A US gun violence monitor says there were over 5,000 more fatal shootings during US President Joe Biden's first year in office than under former US President Donald Trump in 2017.
The sharp rise has prompted school student gun control group March For Our Lives (M4OL) to demand Biden stop the bloodshed.
Figures from the Gun Violence Archive (GVA) show the total number of murders, justifiable self-defence homicides and accidental deaths involving firearms was 20,783 in 2021, compared to 15,727 in 2017 when Trump took office — a difference of 32 percent.
Shockingly, the number of mass shootings was up from 348 in 2017, to 693 in 2021, while the number of children killed or injured rose from 724 to 1,060.
There were 24,090 recorded suicides in the US using a firearm in 2021. Nationwide suicide figures are not available prior to 2019, but the site has used an estimate of 22,000 for previous years.
As of January 21, 2,627 people had been shot dead in the US, of whom 1,518 were suicides and 1,109 were intentional homicides or accidents, according to the GVA, including 26 mass shootings and one mass murder. Based on the trend, the US could potentially see over 19,000 killings and 450 mass shootings by the end of the year.
2020 saw several Democrat-controlled city councils across the US vote to cut police budgets, a move largely in response to the "Defund the Police" demand brought on by the wave of Black Lives Matter protests following the police killings of Breonna Taylor and George Floyd. Crime rates have reportedly since soared in some of those cities.

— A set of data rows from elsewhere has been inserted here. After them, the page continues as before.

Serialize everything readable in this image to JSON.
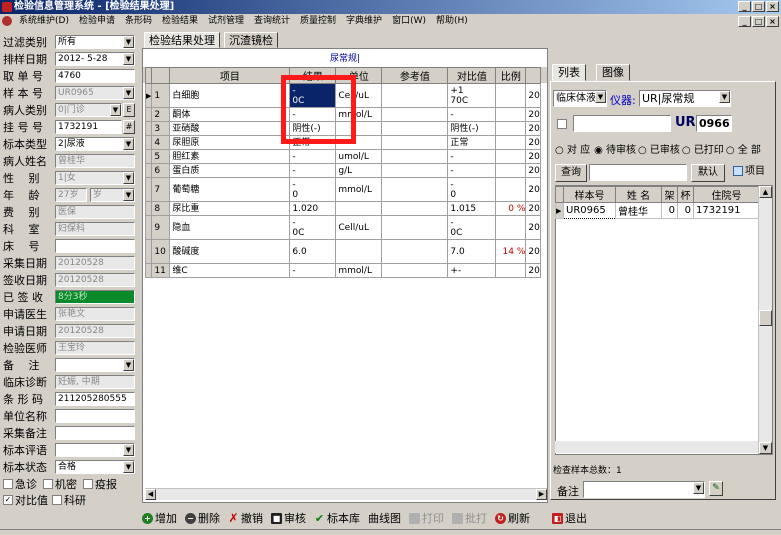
{
  "app": {
    "title": "检验信息管理系统 - [检验结果处理]"
  },
  "menu": [
    "系统维护(D)",
    "检验申请",
    "条形码",
    "检验结果",
    "试剂管理",
    "查询统计",
    "质量控制",
    "字典维护",
    "窗口(W)",
    "帮助(H)"
  ],
  "left": {
    "filter_type": {
      "label": "过滤类别",
      "value": "所有"
    },
    "sort_date": {
      "label": "排样日期",
      "value": "2012- 5-28"
    },
    "fetch_no": {
      "label": "取 单 号",
      "value": "4760"
    },
    "sample_no": {
      "label": "样 本 号",
      "value": "UR0965"
    },
    "patient_type": {
      "label": "病人类别",
      "value": "0|门诊"
    },
    "reg_no": {
      "label": "挂 号 号",
      "value": "1732191",
      "btn": "#"
    },
    "specimen_type": {
      "label": "标本类型",
      "value": "2|尿液"
    },
    "patient_name": {
      "label": "病人姓名",
      "value": "曾桂华"
    },
    "gender": {
      "label": "性　 别",
      "value": "1|女"
    },
    "age": {
      "label": "年　 龄",
      "value": "27岁",
      "unit": "岁"
    },
    "fee_type": {
      "label": "费　 别",
      "value": "医保"
    },
    "department": {
      "label": "科　 室",
      "value": "妇保科"
    },
    "bed_no": {
      "label": "床　 号",
      "value": ""
    },
    "collect_date": {
      "label": "采集日期",
      "value": "20120528"
    },
    "receive_date": {
      "label": "签收日期",
      "value": "20120528"
    },
    "signed": {
      "label": "已 签 收",
      "value": "8分3秒"
    },
    "request_doctor": {
      "label": "申请医生",
      "value": "张艳文"
    },
    "request_date": {
      "label": "申请日期",
      "value": "20120528"
    },
    "lab_doctor": {
      "label": "检验医师",
      "value": "王宝玲"
    },
    "remark": {
      "label": "备　 注",
      "value": ""
    },
    "diagnosis": {
      "label": "临床诊断",
      "value": "妊娠, 中期"
    },
    "barcode": {
      "label": "条 形 码",
      "value": "211205280555"
    },
    "unit_name": {
      "label": "单位名称",
      "value": ""
    },
    "collect_remark": {
      "label": "采集备注",
      "value": ""
    },
    "specimen_eval": {
      "label": "标本评语",
      "value": ""
    },
    "specimen_state": {
      "label": "标本状态",
      "value": "合格"
    },
    "checks": {
      "urgent": "急诊",
      "confidential": "机密",
      "epidemic": "疫报",
      "compare": "对比值",
      "research": "科研"
    }
  },
  "tabs": [
    "检验结果处理",
    "沉渣镜检"
  ],
  "grid": {
    "title": "尿常规|",
    "headers": [
      "项目",
      "结果",
      "单位",
      "参考值",
      "对比值",
      "比例"
    ],
    "rows": [
      {
        "no": "1",
        "name": "白细胞",
        "result": "-\n0C",
        "unit": "Cell/uL",
        "ref": "",
        "cmp": "+1\n70C",
        "ratio": "",
        "extra": "20",
        "marker": "▶"
      },
      {
        "no": "2",
        "name": "酮体",
        "result": "-",
        "unit": "mmol/L",
        "ref": "",
        "cmp": "-",
        "ratio": "",
        "extra": "20",
        "marker": ""
      },
      {
        "no": "3",
        "name": "亚硝酸",
        "result": "阴性(-)",
        "unit": "",
        "ref": "",
        "cmp": "阴性(-)",
        "ratio": "",
        "extra": "20",
        "marker": ""
      },
      {
        "no": "4",
        "name": "尿胆原",
        "result": "正常",
        "unit": "",
        "ref": "",
        "cmp": "正常",
        "ratio": "",
        "extra": "20",
        "marker": ""
      },
      {
        "no": "5",
        "name": "胆红素",
        "result": "-",
        "unit": "umol/L",
        "ref": "",
        "cmp": "-",
        "ratio": "",
        "extra": "20",
        "marker": ""
      },
      {
        "no": "6",
        "name": "蛋白质",
        "result": "-",
        "unit": "g/L",
        "ref": "",
        "cmp": "-",
        "ratio": "",
        "extra": "20",
        "marker": ""
      },
      {
        "no": "7",
        "name": "葡萄糖",
        "result": "-\n0",
        "unit": "mmol/L",
        "ref": "",
        "cmp": "-\n0",
        "ratio": "",
        "extra": "20",
        "marker": ""
      },
      {
        "no": "8",
        "name": "尿比重",
        "result": "1.020",
        "unit": "",
        "ref": "",
        "cmp": "1.015",
        "ratio": "0 %",
        "extra": "20",
        "marker": ""
      },
      {
        "no": "9",
        "name": "隐血",
        "result": "-\n0C",
        "unit": "Cell/uL",
        "ref": "",
        "cmp": "-\n0C",
        "ratio": "",
        "extra": "20",
        "marker": ""
      },
      {
        "no": "10",
        "name": "酸碱度",
        "result": "6.0",
        "unit": "",
        "ref": "",
        "cmp": "7.0",
        "ratio": "14 %",
        "extra": "20",
        "marker": ""
      },
      {
        "no": "11",
        "name": "维C",
        "result": "-",
        "unit": "mmol/L",
        "ref": "",
        "cmp": "+-",
        "ratio": "",
        "extra": "20",
        "marker": ""
      }
    ]
  },
  "right": {
    "tabs": [
      "列表",
      "图像"
    ],
    "instrument_type": "临床体液",
    "instrument_label": "仪器:",
    "instrument_value": "UR|尿常规",
    "ur_prefix": "UR",
    "ur_value": "0966",
    "radios": [
      "对 应",
      "待审核",
      "已审核",
      "已打印",
      "全 部"
    ],
    "query_btn": "查询",
    "default_btn": "默认",
    "item_btn": "项目",
    "list_headers": [
      "样本号",
      "姓 名",
      "架",
      "杯",
      "住院号"
    ],
    "list_rows": [
      {
        "sample": "UR0965",
        "name": "曾桂华",
        "rack": "0",
        "cup": "0",
        "inpatient": "1732191"
      }
    ],
    "total_label": "检查样本总数：1",
    "remark_label": "备注"
  },
  "toolbar": [
    "增加",
    "删除",
    "撤销",
    "审核",
    "标本库",
    "曲线图",
    "打印",
    "批打",
    "刷新",
    "退出"
  ],
  "colors": {
    "title_start": "#0a246a",
    "highlight": "#ff1a1a",
    "signed_bg": "#0a8a2a"
  }
}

A statement from M4OL, founded by survivors of the 2018 mass shooting at the Marjorie Stoneman Douglas High School in Parkland, Florida, notes that Biden has only "tinkered" with gun control measures during his first year in the White House.
"As a candidate, the president pledged to end the epidemic of gun violence, but as our leader in the White House, he has simply tinkered at the edges, rather than coordinating a whole-of-government response that treats this crisis like the emergency that it is," the group said in a statement.
"On the president's anniversary, at the conclusion of one of the most deadly years for gun violence in our nation's history, we must ask the president bluntly: Mr. President, have you done enough?" the young survivors ask.
Armed with an AR-15-style semi-automatic military assault rifle, former student Nikolas Cruz killed 17 people and injured the same number on a Valentine's Day rampage at the Parkland school in 2018.
The event sparked more widespread calls for restrictions on gun purchasing and ownership, with Trump calling on state legislatures to take action — where the federal Congress has failed to do so for decades.
The latest figures compiled by the Washington Post more recently determined that there were at least 42 acts of gun violence in K-12 educational institutions during school hours in 2021 to date, a statistic the agency noted was the most during any year since 1999.